Несколько мгновений тишины, и вдруг ясный спокойный голос, исполненный ленивой снисходительности, внятно спросил:
— Да разве ж нам с тобой есть о чем говорить?
— А думаешь, не о чем? — Гуфа нарочито зевнула. — Вовсе у тебя голова червивая, если так думаешь. Что ж, нет так нет, гони своих братьев-послушников нам на расправу, коли тебе их не жалко.
— Мне жалко всех братьев-людей, даже тех, кто преступил обычай и утратил почтение к Бездонной Мгле.
— Про обычай молчал бы! — не удержалась Гуфа, но голос продолжал кротко и грустно:
— Мне жаль всех. А потому я не стану гнать на убой своих младших братьев, и вас не стану губить ни железом, ни камнем, ни жгучим огнем. Я вас тихо изведу, споро и не жестоко. Прямо теперь.

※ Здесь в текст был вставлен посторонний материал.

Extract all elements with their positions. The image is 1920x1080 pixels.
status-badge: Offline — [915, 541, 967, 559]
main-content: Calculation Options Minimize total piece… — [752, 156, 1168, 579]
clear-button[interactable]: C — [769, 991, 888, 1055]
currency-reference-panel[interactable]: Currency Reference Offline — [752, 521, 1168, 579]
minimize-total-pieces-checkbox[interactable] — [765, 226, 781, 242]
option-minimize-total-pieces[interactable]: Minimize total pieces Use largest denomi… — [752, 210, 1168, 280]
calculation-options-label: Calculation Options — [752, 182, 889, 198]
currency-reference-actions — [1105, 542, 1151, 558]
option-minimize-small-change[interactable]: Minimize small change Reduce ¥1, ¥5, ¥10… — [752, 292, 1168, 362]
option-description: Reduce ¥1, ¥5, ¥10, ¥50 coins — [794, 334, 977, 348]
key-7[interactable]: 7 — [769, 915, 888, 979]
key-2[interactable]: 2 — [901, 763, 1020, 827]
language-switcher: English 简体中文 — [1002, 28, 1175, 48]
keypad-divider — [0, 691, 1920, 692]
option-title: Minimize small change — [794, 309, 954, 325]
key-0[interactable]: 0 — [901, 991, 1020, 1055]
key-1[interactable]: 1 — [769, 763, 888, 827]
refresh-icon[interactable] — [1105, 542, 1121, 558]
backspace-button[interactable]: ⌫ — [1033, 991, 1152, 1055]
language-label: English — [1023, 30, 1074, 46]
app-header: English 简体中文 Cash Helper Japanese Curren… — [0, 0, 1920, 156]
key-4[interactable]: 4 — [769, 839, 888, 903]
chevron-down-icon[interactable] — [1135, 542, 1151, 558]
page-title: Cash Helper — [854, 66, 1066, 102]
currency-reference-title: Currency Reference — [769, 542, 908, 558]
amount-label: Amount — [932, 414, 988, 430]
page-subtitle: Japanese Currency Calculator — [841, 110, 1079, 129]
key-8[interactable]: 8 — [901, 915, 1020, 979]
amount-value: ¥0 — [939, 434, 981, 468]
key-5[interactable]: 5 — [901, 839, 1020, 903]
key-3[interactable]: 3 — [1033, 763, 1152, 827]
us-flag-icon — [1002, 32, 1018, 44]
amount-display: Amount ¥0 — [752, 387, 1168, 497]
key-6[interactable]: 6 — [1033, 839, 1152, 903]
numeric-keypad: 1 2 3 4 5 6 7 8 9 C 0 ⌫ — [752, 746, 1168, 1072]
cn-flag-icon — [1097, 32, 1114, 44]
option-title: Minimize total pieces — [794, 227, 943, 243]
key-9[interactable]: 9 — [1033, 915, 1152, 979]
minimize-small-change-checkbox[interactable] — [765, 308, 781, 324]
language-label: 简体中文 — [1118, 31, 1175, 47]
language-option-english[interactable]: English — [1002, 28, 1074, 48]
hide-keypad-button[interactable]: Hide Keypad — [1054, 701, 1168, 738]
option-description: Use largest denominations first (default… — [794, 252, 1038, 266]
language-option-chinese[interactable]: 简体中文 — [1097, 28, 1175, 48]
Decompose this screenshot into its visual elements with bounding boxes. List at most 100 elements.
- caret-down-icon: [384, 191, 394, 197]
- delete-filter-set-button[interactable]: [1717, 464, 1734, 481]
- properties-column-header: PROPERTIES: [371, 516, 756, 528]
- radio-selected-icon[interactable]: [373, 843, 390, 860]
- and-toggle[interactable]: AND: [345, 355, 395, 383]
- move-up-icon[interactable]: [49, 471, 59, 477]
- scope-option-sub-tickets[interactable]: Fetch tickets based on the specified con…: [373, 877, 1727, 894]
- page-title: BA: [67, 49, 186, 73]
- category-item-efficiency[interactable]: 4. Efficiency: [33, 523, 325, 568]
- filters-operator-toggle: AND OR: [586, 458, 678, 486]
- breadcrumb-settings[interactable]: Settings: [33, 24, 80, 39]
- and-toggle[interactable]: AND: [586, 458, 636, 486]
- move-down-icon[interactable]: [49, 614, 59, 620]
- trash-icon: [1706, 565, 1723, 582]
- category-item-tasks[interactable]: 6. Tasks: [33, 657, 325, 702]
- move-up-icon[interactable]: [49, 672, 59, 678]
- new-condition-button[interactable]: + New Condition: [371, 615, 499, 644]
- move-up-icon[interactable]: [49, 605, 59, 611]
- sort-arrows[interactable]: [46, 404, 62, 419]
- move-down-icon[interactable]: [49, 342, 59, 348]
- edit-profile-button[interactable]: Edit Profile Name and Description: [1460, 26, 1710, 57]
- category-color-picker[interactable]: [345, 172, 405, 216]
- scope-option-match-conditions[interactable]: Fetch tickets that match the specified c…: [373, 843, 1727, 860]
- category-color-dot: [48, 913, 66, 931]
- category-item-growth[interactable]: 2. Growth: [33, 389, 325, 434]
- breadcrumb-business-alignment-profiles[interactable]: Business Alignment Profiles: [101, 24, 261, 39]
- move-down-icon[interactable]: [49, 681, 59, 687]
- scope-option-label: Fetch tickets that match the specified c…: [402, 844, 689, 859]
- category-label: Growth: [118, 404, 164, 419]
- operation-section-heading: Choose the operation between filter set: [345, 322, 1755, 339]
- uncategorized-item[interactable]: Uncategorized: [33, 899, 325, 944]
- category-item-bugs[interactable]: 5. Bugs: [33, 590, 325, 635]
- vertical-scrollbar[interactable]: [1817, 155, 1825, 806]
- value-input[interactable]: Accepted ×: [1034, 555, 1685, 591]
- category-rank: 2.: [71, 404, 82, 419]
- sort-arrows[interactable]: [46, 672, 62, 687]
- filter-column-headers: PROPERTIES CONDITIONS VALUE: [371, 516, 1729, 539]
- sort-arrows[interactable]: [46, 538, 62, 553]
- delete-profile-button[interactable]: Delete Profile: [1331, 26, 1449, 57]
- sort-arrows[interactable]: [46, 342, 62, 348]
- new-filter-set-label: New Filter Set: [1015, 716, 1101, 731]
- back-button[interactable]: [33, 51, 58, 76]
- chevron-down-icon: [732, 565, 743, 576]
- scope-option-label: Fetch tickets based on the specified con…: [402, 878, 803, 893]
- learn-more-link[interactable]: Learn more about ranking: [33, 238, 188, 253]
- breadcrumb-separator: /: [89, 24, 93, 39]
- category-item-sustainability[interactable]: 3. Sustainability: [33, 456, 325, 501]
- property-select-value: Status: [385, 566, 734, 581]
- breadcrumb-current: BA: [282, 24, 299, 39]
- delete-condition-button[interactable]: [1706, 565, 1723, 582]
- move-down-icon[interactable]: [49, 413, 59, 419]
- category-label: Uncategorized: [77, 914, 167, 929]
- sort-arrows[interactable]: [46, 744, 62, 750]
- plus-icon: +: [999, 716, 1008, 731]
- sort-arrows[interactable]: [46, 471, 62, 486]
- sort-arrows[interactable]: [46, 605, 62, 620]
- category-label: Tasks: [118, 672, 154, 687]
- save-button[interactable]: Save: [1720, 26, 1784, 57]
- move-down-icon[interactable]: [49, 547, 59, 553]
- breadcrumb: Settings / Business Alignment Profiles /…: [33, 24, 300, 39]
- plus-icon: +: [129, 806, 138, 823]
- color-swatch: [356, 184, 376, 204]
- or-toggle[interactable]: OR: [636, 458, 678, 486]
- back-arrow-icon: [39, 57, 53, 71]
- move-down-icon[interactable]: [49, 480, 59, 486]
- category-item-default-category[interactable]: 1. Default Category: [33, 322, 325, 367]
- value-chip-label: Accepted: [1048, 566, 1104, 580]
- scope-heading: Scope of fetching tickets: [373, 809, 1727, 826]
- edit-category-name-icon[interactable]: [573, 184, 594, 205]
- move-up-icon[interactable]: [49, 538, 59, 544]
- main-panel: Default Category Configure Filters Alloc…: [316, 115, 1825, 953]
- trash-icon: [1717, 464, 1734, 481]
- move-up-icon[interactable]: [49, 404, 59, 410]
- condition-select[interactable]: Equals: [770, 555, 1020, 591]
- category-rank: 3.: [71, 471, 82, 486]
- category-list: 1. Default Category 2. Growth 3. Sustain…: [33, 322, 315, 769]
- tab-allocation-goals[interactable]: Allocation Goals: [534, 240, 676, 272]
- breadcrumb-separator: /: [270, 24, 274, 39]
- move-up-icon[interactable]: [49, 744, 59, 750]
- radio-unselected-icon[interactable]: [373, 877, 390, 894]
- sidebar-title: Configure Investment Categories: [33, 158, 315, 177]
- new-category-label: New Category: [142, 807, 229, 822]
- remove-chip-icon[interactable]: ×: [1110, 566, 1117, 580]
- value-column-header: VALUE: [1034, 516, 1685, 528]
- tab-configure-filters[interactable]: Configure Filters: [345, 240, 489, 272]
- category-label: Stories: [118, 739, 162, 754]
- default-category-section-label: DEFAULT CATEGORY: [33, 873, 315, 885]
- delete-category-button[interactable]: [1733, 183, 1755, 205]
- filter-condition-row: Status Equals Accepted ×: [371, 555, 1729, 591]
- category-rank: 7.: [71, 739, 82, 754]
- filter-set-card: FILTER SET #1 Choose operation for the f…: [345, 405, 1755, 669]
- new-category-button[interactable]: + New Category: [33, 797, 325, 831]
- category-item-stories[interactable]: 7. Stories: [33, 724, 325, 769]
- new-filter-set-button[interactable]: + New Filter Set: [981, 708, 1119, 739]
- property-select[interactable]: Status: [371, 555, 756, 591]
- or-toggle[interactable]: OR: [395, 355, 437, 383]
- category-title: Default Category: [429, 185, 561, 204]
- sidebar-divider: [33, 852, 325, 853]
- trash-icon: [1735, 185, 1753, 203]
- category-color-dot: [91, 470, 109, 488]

— Это ведовством, что ли? Ты мне — мне! — ведовством грозишь?! — Гуфа снова захохотала. Даже у Хона и Торка от этого смеха взмокли спины и лбы, а ведь Хон и Торк от самой старухи знали о постигшем ее бессилии.
В голосе Гуфиного собеседника что-то еле заметно переменилось, но спокойную жалость свою он сохранил.
— Я не грожу, неразумная. Я объясняю тебе скорую вашу судьбу. Неужели ты мнишь себя могущественнее Бездонной Мглы? Неужели события нынешнего дня не пошатнули твою уверенность?
— А что такое случилось нынешним днем? — ехидно спросила Гуфа. — Что вышло из того, что вы затевали? Да ничего! Меня вы не погубили, Торка с Хоном не погубили. А Нурда... Вон у тех, дохлых, можешь справиться о его здравии.